International

A boomerang effect (or how to explain the Parti Quebecois’ historic defeat)

Pauline Marois, defeated Prime minister of Quebec and resigning Parti Quebecois leader, after the announcement of the results, the 7th of April

Pauline Marois, defeated Prime minister of Quebec and resigning Parti Quebecois leader, after the announcement of the results, the 7th of April

Losing all in a month while everything was under control. This last night, the Parti quebecois was hugely defeated in early provincial elections, called by her leader Pauline Marois.

This is a complete debacle for the outgoing Prime minister of Quebec who bet on these elections to get a mandate and an absolute majority at the Quebec’s National Assembly. With only 25% of the votes and about thirty representatives, the PQ makes a very bad performance, which is probably causing a crisis within the sovereignty movement. The PQ is even closely followed by François Legault’s Coalition Avenir Québec, the centre-right movement who got 22% about twenty representatives, confirming the strategy defended by his leader, a third way between federalism and sovereignty to Quebecers.

Pauline Marois is sanctioned for her lack of clearness regarding the prospect of a referendum about the independence of Quebec and the Charter of values defending a secular Quebec but seen as a threat most Quebec citizens coming from the immigration, as the Maghreb community for Instance. Just after the announcement of the results, Pauline Marois, defeated in her own constituency, assumed the defeat and left the PQ leadership. A new race to succeed her is now open and there will probably be a huge competition between Bernard Drainville, Jean-François Lisée and Pierre-Karl Péladeau, the businessman and current Québécor CEO who should have been the now ex-PM strategic card.
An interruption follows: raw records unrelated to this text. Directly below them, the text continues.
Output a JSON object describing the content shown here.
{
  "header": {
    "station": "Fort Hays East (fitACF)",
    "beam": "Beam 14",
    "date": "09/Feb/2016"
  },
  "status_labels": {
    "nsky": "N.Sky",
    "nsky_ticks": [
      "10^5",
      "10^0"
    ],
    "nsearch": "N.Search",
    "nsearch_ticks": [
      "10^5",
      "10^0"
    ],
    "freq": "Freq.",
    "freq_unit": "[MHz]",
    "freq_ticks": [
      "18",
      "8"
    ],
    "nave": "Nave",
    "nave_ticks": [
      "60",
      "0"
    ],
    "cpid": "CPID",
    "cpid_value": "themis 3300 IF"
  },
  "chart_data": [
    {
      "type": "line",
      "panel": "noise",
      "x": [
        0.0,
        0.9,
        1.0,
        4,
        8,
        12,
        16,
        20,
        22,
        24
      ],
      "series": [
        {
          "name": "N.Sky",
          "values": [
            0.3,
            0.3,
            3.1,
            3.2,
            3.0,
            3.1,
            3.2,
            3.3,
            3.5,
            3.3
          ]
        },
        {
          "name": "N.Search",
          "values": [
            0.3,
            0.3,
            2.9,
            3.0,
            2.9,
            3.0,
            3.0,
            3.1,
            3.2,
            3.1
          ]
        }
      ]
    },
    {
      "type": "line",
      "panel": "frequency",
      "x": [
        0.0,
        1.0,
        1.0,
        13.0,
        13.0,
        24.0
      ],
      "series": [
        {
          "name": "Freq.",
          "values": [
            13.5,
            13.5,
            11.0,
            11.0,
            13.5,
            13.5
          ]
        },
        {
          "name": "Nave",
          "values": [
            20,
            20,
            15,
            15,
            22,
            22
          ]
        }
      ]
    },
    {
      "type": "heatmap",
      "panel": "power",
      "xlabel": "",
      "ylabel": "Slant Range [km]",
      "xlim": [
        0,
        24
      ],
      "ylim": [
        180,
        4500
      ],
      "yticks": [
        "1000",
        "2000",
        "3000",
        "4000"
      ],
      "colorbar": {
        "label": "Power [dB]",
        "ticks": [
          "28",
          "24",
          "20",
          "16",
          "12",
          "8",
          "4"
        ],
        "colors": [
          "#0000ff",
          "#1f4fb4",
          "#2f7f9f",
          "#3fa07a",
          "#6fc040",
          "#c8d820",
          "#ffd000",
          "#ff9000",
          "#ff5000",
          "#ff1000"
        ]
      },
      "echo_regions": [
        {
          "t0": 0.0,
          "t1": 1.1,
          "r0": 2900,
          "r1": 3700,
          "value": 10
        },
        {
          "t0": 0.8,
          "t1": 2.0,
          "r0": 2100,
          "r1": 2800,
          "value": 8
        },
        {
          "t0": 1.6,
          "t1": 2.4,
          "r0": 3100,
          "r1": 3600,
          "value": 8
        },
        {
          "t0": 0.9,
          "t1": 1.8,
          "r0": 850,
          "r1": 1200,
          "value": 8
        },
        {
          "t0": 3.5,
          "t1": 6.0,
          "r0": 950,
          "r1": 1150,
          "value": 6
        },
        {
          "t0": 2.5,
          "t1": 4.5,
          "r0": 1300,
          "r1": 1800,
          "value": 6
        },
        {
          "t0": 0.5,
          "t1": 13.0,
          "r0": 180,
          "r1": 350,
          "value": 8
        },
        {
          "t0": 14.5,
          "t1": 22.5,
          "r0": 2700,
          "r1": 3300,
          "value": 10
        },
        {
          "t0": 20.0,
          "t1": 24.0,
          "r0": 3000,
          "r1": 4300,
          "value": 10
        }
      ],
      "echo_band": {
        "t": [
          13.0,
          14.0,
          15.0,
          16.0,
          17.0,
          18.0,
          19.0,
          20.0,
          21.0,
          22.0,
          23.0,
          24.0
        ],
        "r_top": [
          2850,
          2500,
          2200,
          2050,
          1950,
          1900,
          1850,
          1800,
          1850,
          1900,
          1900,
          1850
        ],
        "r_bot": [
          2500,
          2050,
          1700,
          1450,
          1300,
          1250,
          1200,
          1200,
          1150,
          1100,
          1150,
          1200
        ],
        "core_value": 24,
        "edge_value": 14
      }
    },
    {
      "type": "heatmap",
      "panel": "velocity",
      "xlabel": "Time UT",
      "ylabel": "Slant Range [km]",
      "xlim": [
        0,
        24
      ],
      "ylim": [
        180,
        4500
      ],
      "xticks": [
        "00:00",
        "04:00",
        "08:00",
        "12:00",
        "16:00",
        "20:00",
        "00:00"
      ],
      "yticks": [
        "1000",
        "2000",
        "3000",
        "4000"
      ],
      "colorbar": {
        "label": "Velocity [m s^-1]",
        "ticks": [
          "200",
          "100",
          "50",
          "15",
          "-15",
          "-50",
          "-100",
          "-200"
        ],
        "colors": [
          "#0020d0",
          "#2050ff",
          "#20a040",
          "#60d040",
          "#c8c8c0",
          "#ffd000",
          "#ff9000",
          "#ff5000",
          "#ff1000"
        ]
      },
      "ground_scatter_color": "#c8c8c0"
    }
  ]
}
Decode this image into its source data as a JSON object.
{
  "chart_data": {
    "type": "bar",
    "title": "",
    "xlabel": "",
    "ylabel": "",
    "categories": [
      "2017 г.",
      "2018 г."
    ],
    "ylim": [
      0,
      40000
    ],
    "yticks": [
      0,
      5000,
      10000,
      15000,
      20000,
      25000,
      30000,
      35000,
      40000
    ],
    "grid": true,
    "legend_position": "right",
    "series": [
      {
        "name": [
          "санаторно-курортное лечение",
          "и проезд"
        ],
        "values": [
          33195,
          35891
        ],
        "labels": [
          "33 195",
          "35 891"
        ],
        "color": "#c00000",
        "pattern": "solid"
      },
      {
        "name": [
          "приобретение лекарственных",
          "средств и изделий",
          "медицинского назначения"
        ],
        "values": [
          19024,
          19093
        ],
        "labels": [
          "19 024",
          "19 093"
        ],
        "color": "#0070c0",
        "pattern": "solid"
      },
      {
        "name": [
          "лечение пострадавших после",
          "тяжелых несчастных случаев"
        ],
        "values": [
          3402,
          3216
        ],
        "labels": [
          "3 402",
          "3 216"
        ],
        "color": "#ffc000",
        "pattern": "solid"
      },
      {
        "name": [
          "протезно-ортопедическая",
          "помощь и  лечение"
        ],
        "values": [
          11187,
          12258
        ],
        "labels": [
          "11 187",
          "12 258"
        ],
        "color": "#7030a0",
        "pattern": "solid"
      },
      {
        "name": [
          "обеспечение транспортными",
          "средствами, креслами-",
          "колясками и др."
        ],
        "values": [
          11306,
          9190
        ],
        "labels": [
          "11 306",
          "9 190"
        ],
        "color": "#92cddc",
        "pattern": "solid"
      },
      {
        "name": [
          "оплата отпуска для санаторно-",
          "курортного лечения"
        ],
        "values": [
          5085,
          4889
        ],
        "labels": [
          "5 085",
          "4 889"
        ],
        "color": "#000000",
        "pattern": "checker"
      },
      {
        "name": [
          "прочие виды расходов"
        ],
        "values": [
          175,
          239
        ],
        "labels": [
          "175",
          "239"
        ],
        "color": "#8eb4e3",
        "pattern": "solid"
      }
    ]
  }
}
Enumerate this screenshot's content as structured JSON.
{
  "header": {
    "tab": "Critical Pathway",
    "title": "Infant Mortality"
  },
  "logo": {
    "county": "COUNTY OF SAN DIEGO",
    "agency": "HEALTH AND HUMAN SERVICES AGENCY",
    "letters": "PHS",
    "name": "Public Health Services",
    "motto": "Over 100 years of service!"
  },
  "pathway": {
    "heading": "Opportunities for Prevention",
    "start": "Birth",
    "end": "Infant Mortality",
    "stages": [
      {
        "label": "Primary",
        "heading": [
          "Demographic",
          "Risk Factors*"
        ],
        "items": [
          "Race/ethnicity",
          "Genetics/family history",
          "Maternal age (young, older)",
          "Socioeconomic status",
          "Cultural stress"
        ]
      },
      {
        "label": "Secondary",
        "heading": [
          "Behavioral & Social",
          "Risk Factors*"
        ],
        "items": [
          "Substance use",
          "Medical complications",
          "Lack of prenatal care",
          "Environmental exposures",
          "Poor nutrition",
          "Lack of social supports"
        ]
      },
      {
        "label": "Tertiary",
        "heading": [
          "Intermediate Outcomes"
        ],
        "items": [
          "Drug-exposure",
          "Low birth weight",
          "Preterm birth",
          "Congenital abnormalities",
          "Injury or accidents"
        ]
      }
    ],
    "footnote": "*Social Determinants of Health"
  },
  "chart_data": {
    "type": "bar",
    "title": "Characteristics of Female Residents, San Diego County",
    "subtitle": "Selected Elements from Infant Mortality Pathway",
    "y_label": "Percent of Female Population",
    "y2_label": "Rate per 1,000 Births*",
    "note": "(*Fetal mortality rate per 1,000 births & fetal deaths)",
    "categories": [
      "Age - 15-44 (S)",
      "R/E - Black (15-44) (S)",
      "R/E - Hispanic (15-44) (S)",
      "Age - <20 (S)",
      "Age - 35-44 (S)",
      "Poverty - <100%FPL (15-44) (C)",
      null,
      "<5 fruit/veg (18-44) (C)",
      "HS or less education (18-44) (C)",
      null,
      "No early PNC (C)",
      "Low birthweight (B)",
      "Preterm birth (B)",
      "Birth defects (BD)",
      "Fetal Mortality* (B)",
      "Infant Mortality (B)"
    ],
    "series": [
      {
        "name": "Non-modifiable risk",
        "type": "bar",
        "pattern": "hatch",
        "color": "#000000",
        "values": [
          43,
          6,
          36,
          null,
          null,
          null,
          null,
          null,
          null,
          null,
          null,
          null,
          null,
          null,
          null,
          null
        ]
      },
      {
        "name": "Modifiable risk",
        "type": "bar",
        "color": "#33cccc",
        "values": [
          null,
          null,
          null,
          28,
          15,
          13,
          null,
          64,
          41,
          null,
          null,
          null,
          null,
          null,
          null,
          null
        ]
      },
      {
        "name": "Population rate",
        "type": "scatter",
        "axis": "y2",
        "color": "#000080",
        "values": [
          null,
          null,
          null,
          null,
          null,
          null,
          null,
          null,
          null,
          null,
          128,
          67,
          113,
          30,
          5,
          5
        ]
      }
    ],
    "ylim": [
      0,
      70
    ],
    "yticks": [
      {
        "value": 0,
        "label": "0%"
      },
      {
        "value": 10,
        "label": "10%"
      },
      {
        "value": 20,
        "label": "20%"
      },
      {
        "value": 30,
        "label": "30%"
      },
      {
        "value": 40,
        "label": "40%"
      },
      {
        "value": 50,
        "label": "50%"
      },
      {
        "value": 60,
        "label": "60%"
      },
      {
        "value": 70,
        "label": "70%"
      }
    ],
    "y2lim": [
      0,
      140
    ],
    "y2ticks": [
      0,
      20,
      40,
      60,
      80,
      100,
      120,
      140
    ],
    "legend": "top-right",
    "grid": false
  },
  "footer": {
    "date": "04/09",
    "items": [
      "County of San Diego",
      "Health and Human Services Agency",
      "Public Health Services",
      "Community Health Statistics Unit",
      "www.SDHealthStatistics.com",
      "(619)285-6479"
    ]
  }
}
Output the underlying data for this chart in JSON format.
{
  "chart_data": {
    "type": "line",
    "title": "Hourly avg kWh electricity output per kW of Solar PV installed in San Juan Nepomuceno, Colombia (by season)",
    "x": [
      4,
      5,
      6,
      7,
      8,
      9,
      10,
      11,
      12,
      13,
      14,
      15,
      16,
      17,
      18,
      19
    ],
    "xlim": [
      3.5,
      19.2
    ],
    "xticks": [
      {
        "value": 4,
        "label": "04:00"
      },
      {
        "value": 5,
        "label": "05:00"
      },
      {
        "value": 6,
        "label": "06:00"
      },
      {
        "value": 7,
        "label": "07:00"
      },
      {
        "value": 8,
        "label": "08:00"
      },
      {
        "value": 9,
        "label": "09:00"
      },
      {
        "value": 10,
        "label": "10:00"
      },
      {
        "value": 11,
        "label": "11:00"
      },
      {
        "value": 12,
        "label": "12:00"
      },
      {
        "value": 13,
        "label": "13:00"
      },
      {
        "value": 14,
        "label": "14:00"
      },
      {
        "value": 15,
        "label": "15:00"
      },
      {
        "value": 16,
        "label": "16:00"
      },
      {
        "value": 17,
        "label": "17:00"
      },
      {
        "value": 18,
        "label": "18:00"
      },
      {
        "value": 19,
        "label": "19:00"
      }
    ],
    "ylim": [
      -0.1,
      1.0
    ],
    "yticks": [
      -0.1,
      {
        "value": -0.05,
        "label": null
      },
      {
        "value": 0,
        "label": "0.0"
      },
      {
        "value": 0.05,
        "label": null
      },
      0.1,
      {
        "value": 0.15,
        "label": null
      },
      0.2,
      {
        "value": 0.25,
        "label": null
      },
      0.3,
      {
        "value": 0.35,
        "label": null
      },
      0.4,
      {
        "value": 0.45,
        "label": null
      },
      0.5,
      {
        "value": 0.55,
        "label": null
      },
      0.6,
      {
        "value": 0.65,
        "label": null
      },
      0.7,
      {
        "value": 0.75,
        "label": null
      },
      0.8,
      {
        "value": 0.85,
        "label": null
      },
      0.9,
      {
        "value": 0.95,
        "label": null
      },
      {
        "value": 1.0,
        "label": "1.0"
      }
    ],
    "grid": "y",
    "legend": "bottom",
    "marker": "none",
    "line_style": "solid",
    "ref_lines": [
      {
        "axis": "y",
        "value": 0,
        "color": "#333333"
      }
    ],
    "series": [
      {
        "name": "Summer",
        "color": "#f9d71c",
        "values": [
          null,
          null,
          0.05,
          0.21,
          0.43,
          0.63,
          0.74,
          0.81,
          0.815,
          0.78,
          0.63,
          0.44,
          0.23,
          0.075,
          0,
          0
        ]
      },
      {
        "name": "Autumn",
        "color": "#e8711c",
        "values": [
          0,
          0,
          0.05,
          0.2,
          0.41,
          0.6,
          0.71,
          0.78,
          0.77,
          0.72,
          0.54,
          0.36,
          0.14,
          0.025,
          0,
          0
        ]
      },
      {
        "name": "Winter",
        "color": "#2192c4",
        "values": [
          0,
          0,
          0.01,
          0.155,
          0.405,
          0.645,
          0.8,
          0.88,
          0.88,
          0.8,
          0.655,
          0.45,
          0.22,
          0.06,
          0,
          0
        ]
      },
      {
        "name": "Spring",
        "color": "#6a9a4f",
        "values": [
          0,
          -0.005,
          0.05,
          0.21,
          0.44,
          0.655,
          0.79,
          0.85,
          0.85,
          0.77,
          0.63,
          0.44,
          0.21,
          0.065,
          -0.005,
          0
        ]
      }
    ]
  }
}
Philippe Couillard, Quebec Liberal leader and new Prime minister of Quebec

Philippe Couillard, Quebec Liberal leader and new Prime minister of Quebec

On its side, the Quebec’s Liberal Party makes a huge and unexpected victory, eighteen months after losing his majority and the resignation of his leader at that time, Jean Charest. The 56-year-neurosurgeon used the opposition of some Quebecers about the Charter of values and expresses his rejection of the Quebec independence in spite of some cases of corruption. The Marois government finally has been a holy period for the QLP who comes back to power and ensures the Rest of Canada, the probability of a third referendum going away in a long term.

I have to confess I’m very surprised by these results as I followed the campaign when I was there on the last month. While the Liberals seemed to be idealess and the PQ in strong position to get a new mandate, Quebecers finally sent Pauline Marois a clear message: no way for a third referendum, which finally was the main issue during the election. To my mind, Philippe Couillard enjoyed the Marois’ hesitations and the reluctance of a part of the population to deal with economy and jobs. Dealing with independence and underestimating the Quebecers current priorities and his challengers too, the PQ who got a relative majority at the National Assembly, underwent a boomerang effect it will have difficulties to recover. Nonetheless, it is too soon to conclude the sovereignty project is no longer in the agenda. All is going to depend on the way the Quebecers independents will be able to renew their speech and create a new interest for the future of a free Quebec, which supposes to reconsider his relationship with some Quebecers who has the feeling to be betrayed, with the Charter of values.

A referendum and the resentments regarding the Charter of values have been enough the Parti Quebecois goes back to the benches of the opposition and allows the Liberals to come back. Quebec and Canada avoided a new political crisis, the question now is how the federal government is going to consider the francophone province in the next weeks and months.